(Reuters) – State oil company Pemex promised late last year that it would stop burning natural gas from a major field in southeast Mexico by mid-January, amid mounting pressure to improve its poor environmental record.
But satellite data analyzed by scientists exclusively for Reuters – as well as a visit by reporters to the site – show gas flaring from the vast Ixachi field in Veracruz state not only continued, it increased.
In January, an estimated 1.3 billion cubic feet of gas were burned from four flares at the Papan and Perdiz plants meant to process gas from Ixachi, the satellite data shows, up from 1 billion cubic feet in November when the promise was made.

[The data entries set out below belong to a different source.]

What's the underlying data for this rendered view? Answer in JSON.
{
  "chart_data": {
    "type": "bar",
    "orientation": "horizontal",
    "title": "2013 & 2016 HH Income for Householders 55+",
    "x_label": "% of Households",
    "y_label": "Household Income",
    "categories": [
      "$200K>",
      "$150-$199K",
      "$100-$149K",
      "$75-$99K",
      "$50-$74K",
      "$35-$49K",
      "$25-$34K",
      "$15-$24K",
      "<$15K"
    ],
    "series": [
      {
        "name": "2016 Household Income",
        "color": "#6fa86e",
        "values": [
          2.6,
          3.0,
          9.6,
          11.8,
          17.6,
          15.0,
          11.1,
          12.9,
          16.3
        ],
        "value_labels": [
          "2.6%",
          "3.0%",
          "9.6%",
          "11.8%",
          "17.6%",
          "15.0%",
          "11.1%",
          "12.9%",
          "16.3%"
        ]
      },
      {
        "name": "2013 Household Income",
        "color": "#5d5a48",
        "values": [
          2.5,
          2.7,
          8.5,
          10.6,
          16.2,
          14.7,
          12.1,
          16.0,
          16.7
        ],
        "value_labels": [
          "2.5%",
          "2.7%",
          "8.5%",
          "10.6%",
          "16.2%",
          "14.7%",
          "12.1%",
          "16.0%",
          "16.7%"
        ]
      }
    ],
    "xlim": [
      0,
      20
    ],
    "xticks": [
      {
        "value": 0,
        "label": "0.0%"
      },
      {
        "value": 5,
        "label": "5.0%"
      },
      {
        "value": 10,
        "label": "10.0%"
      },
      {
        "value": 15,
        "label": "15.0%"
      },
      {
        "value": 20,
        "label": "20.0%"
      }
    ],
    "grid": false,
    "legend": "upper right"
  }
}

Satellite images showed the largest increase in flaring was at the Papan plant.
“We have a spike in flaring in January for two of the largest flares,” Mikhail Zhizhin, a researcher from the Earth Observation Group at the Payne Institute for Public Policy, Colorado School of Mines, told Reuters.
Zhizhin said an initial assessment of the latest satellite images shows the flares were still active last week.
Pemex, the energy ministry and the president’s office did not respond to requests for comment. The hydrocarbon regulator declined to comment.
Reuters reported last year that Pemex, the world’s most indebted oil producer, had increased environmentally harmful flaring as it sought to reach President Andres Manuel Lopez Obrador’s ambitious production goal of 2 million barrels per day – a 12% increase from current levels.
The pledge to stop burning gas at the Ixachi field came after months of pressure over flaring from the hydrocarbon regulator, environmentalists and Mexico’s most important trade partner, the United States.
Pemex has promised several times to bring down flaring rates and eventually meet limits set by the regulator, saying that its environmental record was also putting at risk access to financing.
However, two sources at Pemex and the energy ministry said no significant steps had been taken to halt the flaring at Ixachi since last year’s pledge. The two sources and three others at Mexico’s energy regulator said the Nov. 18 promise to process the gas instead of flaring it was unrealistic because the infrastructure at the Papan and Perdiz plants was incomplete and they lacked sufficient capacity to handle the vast quantity of gas.
Infrastructure investments such as those needed to process gas into a form fit for distribution take a long time. The process involves building units to remove contaminants and break the gas down into different components, as well as storage and transport infrastructure.
When Reuters visited the sites of the plants outside the town of Tierra Blanca in mid-February, a month after the deadline set by Pemex (PEMX.UL), four giant flares were burning. One of the flares at Papan – a yellow flame atop a slim, tall tower – was visible from about 10 kilometers (6 miles) away.
Two more sources at the Papan plant – which is connected to Perdiz – said both installations are operating well below planned capacity, flaring most of the gas rather than processing it. The sources spoke on condition of anonymity since they are not authorized to speak to the media.
Five locals living and working nearby said the flares were almost constantly lit.
Flaring not only emits harmful greenhouse gases that contribute to climate change, it wastes a valuable resource that could help reduce costly imports from the United States.
Pemex CEO Octavio Romero shared a video message on Nov. 18 promising the company would start processing 300 million cubic feet of gas per day from Ixachi, rather than flaring it.
The video shared on Twitter showed Romero and other executives from Pemex and contractor Nuvoil, which is developing the Papan plant, standing in hard hats at the facility and explaining how they would stop the flaring by Jan. 15.
Nuvoil did not respond to a request for comment.
Lopez Obrador has staked a large part of his legacy on reviving Pemex, once a powerful symbol of energy self-sufficiency.
Although Pemex’s production is around half its level of 20 years ago, it remains by far the largest contributor to state coffers in a country where millions live in poverty.
In 2018, Lopez Obrador celebrated Ixachi as the biggest energy find in decades. But Pemex has repeatedly missed gas production targets, blaming it on missing infrastructure.
Two senior company sources told Reuters last November Pemex would rather pay fines than deal with gas flaring problems.
The three sources at the regulator, all familiar with classified development plans for Ixachi, said that infrastructure to capture, process and transport or store the gas should have been in place before 2020 under the plans.
But the company instead prioritized the production of condensate – similar to a very light crude oil, buried in the seams of rocks along with the gas. Pemex counts the condensate towards its 2 million bpd production target, unlike gas.
That resulted in excessive flaring of gas – which comes to the surface at the same time as the condensate – because the adjacent plants lack the necessary infrastructure, and there is no possibility to store the gas in its raw form.
Completing the infrastructure would have meant halting condensate production temporarily and that would have taken Pemex even further from the president’s production target, according to the sources at Pemex, the energy ministry and the regulator.
Pemex’s updated business plan for 2023 to 2027, released in December, reiterated promises to reduce emissions but focused more on oil and gas production as well as refining.
In August 2022, the regulator documented wrongdoing at the Ixachi field following at least two fines for mismanagement and found Pemex in breach of its own development commitments.